Other interesting classes of substrates for PET-induced macrocyclizations [26] are the C-protected MTM- and MTE-esters of phthaloyl amino acids, which allow the investigation of the conformational restricted ester-linker fragment [27]. Although this concept has already been realized for macrocycli­zation reactions using ester [28] as well as peptide [29] linked substrates and the thiomethyl group as electron donor, only little was known about the relationship between cyclization efficiency and the linker structure, especially for precursors to medium-sized ring systems.

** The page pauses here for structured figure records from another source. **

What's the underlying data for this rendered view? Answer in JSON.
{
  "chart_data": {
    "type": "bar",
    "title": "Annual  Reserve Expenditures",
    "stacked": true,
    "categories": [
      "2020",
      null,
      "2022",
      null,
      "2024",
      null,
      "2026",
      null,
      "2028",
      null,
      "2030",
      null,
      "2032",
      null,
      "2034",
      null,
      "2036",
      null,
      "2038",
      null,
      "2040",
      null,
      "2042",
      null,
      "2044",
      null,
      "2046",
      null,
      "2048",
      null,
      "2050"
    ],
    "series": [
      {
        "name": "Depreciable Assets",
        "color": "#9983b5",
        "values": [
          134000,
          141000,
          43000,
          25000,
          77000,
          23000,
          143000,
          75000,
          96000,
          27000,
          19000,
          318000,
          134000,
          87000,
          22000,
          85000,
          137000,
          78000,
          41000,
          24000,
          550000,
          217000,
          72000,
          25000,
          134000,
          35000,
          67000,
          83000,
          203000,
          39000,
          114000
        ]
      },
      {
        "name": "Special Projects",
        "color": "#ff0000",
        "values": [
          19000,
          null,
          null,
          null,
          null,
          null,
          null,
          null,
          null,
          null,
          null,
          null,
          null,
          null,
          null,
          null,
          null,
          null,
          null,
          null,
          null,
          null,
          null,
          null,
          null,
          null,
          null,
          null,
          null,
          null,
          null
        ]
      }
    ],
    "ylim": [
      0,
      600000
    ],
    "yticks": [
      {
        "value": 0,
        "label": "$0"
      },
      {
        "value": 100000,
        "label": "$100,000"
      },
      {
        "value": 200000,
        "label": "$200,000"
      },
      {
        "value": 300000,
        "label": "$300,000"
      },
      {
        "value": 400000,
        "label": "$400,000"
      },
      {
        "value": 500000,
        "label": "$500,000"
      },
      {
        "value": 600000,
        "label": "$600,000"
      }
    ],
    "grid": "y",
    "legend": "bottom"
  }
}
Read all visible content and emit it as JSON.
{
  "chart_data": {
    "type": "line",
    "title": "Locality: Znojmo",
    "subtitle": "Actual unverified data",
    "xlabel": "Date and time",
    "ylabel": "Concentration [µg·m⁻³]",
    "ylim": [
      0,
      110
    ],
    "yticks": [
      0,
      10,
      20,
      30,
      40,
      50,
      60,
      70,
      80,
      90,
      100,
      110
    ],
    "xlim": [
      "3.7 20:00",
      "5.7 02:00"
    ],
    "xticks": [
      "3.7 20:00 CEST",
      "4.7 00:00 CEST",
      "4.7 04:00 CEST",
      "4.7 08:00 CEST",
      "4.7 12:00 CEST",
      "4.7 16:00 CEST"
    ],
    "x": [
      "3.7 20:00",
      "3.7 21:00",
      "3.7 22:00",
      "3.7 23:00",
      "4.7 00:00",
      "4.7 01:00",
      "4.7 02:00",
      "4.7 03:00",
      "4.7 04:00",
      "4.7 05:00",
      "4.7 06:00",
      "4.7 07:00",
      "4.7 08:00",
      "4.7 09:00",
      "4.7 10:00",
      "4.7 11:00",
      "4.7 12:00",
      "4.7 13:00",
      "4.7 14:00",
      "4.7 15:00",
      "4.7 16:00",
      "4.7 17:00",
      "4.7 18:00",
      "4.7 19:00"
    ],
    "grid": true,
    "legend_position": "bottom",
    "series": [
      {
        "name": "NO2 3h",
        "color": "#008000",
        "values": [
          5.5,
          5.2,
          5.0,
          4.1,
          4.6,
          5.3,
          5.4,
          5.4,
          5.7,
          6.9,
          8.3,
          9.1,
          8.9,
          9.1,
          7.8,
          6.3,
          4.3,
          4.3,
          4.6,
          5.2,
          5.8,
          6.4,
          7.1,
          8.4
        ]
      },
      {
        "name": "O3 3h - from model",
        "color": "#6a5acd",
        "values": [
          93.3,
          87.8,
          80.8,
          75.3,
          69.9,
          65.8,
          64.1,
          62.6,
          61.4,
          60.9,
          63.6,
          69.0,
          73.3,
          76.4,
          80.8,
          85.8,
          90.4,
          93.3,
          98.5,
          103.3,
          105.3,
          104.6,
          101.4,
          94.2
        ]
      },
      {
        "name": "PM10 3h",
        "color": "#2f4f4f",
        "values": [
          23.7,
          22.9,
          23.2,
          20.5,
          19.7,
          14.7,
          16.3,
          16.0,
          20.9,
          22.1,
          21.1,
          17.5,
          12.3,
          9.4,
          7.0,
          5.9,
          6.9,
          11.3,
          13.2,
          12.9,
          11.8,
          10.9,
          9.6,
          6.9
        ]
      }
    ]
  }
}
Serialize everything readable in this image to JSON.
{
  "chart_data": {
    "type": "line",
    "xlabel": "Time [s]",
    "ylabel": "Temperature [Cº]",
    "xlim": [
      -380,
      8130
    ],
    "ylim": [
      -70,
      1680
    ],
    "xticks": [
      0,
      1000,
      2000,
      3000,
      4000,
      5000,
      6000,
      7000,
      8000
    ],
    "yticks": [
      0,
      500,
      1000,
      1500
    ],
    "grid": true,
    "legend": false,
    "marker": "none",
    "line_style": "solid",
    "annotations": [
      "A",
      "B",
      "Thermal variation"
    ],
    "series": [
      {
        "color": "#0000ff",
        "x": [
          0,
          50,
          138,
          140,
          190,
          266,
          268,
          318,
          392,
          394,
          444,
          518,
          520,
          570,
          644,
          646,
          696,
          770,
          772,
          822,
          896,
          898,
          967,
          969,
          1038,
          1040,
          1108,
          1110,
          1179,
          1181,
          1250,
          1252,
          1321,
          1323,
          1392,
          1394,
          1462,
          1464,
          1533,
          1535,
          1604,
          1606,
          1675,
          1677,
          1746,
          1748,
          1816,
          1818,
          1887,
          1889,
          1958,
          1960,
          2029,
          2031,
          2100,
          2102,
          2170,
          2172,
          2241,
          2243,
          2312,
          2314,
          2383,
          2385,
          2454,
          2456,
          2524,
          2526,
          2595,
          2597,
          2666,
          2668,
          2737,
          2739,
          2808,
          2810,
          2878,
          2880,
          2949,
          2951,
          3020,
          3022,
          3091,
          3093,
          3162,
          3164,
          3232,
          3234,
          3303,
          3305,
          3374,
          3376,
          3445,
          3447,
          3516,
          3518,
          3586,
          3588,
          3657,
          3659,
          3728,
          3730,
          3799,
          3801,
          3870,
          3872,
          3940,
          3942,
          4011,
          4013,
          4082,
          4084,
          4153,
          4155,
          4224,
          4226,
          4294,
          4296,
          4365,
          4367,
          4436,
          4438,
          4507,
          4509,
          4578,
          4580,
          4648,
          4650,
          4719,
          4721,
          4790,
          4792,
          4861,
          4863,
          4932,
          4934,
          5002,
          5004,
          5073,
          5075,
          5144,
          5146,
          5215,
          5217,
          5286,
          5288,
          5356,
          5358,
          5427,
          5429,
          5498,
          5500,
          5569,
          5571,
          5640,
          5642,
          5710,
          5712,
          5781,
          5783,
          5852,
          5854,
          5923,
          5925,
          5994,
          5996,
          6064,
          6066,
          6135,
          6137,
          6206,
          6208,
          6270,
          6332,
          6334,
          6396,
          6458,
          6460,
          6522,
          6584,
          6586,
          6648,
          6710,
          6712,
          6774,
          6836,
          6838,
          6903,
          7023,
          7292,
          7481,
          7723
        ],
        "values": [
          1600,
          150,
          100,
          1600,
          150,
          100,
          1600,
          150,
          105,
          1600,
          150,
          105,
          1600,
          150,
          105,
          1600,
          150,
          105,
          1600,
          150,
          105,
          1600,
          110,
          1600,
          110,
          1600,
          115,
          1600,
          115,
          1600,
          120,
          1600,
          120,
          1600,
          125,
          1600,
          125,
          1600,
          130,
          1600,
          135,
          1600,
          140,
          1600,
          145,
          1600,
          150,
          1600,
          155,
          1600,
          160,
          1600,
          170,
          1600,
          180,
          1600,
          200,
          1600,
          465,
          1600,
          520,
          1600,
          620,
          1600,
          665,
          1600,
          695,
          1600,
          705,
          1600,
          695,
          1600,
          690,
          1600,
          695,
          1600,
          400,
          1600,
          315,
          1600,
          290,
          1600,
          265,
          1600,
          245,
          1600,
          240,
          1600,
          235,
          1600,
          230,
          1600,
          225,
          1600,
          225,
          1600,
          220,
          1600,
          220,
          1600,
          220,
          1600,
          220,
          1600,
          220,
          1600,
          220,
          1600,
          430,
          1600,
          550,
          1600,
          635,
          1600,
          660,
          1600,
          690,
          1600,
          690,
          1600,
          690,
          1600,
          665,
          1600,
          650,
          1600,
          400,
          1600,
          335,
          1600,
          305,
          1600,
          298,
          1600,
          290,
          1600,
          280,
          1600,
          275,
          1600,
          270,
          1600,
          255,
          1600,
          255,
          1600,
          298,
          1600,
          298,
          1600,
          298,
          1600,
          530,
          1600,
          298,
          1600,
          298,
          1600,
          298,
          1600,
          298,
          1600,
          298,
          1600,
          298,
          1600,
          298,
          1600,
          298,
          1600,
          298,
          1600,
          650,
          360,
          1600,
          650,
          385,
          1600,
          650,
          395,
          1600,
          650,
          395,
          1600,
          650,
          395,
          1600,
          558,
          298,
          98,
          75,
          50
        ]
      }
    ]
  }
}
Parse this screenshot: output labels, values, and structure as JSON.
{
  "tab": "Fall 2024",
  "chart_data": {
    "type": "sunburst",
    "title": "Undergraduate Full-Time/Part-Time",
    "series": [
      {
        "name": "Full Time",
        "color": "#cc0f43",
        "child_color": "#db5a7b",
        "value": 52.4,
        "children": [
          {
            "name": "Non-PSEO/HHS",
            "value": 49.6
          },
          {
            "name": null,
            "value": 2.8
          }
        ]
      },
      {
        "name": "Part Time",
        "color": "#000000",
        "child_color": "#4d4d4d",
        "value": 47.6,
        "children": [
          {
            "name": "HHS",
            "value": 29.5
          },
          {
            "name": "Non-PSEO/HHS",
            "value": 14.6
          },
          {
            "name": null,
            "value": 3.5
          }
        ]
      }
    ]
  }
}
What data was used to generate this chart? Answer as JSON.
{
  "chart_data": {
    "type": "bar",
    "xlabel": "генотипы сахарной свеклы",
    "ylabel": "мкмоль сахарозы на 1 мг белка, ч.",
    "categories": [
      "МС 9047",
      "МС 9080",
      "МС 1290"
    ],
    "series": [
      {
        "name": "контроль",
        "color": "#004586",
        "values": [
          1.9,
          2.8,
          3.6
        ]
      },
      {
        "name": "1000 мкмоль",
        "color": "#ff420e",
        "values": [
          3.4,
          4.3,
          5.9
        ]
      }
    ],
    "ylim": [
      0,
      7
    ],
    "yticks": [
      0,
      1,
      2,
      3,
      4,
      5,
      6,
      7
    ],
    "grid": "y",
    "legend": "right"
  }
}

We have recently demon­strated for the decarboxylative cyclization of N-phthaloyl peptides [30] and esters [31] that rigid spacer groups and spacers with H-bond activity can strongly influence the efficiency for the photo­chemical macrocyclizations. The photolyses of the MTM-ester derivatives 12 resulted in two groups of products: cyclization and "deprotection".

Scheme 8

Substrates 12b and c gave the corresponding macrocycles 13a and b in 84 and 51% yield, respec­tively (Scheme 8) [32]. On the contrary, the esters 12a, d and e mainly yield the free N-phthaloyl amino acids 14a-c. Only the glycine compound 12a was further decarboxylated to give 46% of N-methyl phthalimide 1 in acetone (55% conversion), whereas photolysis in acetonitrile resulted in a 2:1 mixture of N-phthaloyl glycine 14a and 1.

Only cyclization was observed for the less rigid MTE-esters 15a and b (Scheme 9). However, for 15b the corresponding olefinic dehydration product E-17 was obtained in 72% yield. The Z-isomer was identified in minor amounts (E:Z ca. 85:15) in the proton NMR of the crude product mixture, but could not be isolated. The structures of 16 and E-17 were solved by X-ray structure analysis.

Scheme 9

As the key-step in the reaction mechanism intermolecular photoinduced electron transfer is postulated from the thioether to the triplet excited sensitizer (acetone). Proton transfer from the terminal a-posi­tion of the sulfur and C-C bond formation leads to the cyclization products 13 and 15. The olefinic compound 16 is formed after hydrolysis, a process that is known to proceed in the presence of catalytic amounts of acids [3]. For some of the MTM-esters, however, deprotection to the free acids 14 is favored, but the final product of the MTM-group is not clear at present [33]. In these special cases the MTM-group acts like a photoremovable protecting group (PRPG) [34]. For the glycine compound 12a deprotection is followed by rapid photochemical a-decarboxylation [7]. The (com­pared to the MTE-esters) prolonged irradiation time for the MTM-esters rationalizes the assumption that higher flexibility favors cyclization, whereas lower flexibility favors deactivation processes like BET or deprotection.

In order to study the diastereoselectivity of the radical combination step, the two model systems 18a and b were examined. These compounds differ only in the relative position of the linking ester group along the spacer chain (Scheme 10). Irradiation of 18a gave diastereoselectively and in 61% yield cis-19a. Again, prolonged irradiation was necessary to run the reaction to 100% conversion. In contrast, the MTE-ester 18b was readily transferred into the corresponding macrocyclic mixture 19b after relatively short irradiation time, and the diastereoisomers cis- and trans-19b were isolated in a ca. 4:1 ratio and in 88% yield. According to the conformational conditions inside the molecule, the additional carbon in the methylthioalkyl fragment in 18b increases the tendency for cyclization on the one hand, but lowers the stereoselectivity on the other hand.

Scheme 10


As a conclusion, a large number of useful photochemical transformations in the phthalimide series were developed. These processes allow the photochemical synthesis of interesting new compounds via addition, ring expansion, cyclization or fragmentation reactions. Beside the spacer fragments shown in here also peptide or olefinic linkers were examined [6], and next to phthalimides other imides like quinolinic- and trimellitic acid imides [35] were suitable chromophores for PET-reactions.